Wednesday, December 24, 2008

Membagi Makna Damai




Hari itu tanggal 04 December 2008, sekitar pukul 19.30 team AYRP yang telah tiba dikota Lhokseumawe bergegas menuju Warung Kopi Ule Kareng jalan Darussalam guna mempersiapkan segala sesuatu yang berhubungan dengan tujuan kedatangan nya di kota Petro Dollar itu yaitu Minum Kopi Bareng dan Share Listening Geundeurang Damee Programe. Apa kata mereka tentang Program geundeurang Damee dan Perdamaian di Nanggroe Aceh Darussalam, yuk kita ikuti cerita nya. Apa kata anak muda, khusus nya para cowok-cowok keren dari Aliansi BEM UNIMAL yang datang pada acara MKB itu.
  • Untuk Program Geundeurang Damee
Geundeurang Damee selaku program radio yang menyajikan informasi anak muda sangat berpotensi menciptakan inspirasi agar mampu bangkit dan belajar dari fenomena kehidupan yang sebenar nya ada namun tak pernah terlihat oleh masyarakat secara umum. Banyak hal yang dibicarakan dalam program geundeurang damaee tenyata luput dari jangkauan kita kaum muda, bahkan masyarakat "cetus seorang anak muda yang hadir pada acara MKB". Program Geundeurang Damee setidak nya telah membuka jalan bagi kaum muda untuk bersuara dan peduli akan situasi yang terjadi, ya meskipun jalan tersebut tidak seefektif yang diharapkan karena cakupan waktu yang sangat minim. Kedepan mereka mengharapkan agar waktu dari pemutaran program lebih diperpanjang terlebih untuk talkshow 30 menit.

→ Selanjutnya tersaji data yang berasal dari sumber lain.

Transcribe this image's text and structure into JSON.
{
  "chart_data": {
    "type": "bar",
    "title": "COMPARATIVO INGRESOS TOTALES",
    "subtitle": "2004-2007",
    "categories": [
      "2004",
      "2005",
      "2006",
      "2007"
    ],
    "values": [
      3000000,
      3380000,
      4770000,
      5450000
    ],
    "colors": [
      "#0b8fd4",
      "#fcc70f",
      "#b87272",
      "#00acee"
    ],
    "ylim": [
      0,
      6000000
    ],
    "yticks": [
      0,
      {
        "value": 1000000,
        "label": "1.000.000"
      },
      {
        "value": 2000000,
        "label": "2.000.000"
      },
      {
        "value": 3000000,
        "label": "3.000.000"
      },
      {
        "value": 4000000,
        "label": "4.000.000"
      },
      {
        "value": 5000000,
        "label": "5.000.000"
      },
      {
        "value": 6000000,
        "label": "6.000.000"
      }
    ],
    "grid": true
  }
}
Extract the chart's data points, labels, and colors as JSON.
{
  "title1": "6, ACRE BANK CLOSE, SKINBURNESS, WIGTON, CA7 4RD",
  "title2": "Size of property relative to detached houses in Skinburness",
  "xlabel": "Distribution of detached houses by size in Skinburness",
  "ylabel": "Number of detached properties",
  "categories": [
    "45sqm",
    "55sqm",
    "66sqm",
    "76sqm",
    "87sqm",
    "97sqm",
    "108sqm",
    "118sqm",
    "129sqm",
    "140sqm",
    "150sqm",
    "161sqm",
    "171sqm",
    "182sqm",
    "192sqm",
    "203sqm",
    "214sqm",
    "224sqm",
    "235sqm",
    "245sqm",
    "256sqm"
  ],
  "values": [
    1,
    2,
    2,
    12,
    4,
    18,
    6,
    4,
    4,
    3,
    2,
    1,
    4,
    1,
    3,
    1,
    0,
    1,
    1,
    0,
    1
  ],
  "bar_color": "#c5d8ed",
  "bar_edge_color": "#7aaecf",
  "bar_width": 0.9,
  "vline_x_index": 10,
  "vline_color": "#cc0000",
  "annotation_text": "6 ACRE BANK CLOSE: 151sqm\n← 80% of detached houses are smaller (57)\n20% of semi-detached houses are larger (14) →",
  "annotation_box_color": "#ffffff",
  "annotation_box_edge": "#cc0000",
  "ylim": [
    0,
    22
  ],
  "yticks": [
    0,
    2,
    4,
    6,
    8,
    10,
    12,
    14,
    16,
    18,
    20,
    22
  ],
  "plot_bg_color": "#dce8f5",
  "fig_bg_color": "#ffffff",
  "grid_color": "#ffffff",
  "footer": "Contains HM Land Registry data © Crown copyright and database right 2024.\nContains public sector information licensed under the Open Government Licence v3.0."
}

  • Untuk kata DAMAI dan Perdamaian ACEH
Damai menurut mereka kaula muda Lhokseumawe memilki banyak makna. Aceh jika dikatakan damai dari konflik bersenjata memang sudah cukup damai dan terwujud,namun jika kita membagikan lagi kata damai kedalam hal lain yaitu seperti ekonomi, pendidikan dan sosial, aceh masih belum Damai. Alasan mereka menyebut kan hal tersebut karena masih banyak nya penduduk miskin di Aceh, masih banyak nya anak-anak yang putus sekolah dan masih banyak nya tindakan kriminal yang terjadi pasca penandatangan MOU Helsinki tahun 2005.
Selain itu,pemuda Lhokseumawe mengakui bahwa apa yang mereka rasakan saat ini telah jauh lebih baik dibandingkan saat konflik dahulu. Dahulu, Lhokseumawe merupakan salah satu daerah dengan intensitas konflik tertinggi. Peserta diskusi di Lhokseumawe menilai bahwa konflik telah mengurangi kesempatan mereka berinteraksi dengan masyarakat lebih luas, berteman secara bebas atau beribadah. Konflik bahkan telah membuat mereka kehilangan saudara atau anggota keluarga mereka.Dalam diskusi, mereka mengakui bahwa Aceh saat ini lebih damai, situasi keamanan lebih terjaga, pelayanan-pelayanan masyarakat berjalan lebih baik. Situasi ini memungkinkan pemuda di Aceh untuk melakukan berbagai aktivitas mereka.Sayangnya setelah masa perdamaian ini pemuda seperti kehilangan identitasnya. Mereka sangat mengkhawatirkan kecenderungan pemuda di Lhokseumawe yang tidak lagi mengindahkan nilai, norma, akar budaya, dan prinsip-prinsip agama dalam pergaulannya. Jika dibandingkan dengan masa lalu, pemuda sekarang jauh lebih permisif terutama dalam relasi perempuan-laki-laki. Pengaruh media dan mempengaruhi gaya dan cara berpikir yang bergeser dari nilai budaya. Padahal nilai-nilai inilah yang membuat Aceh menjadi masyarakat yang kuat.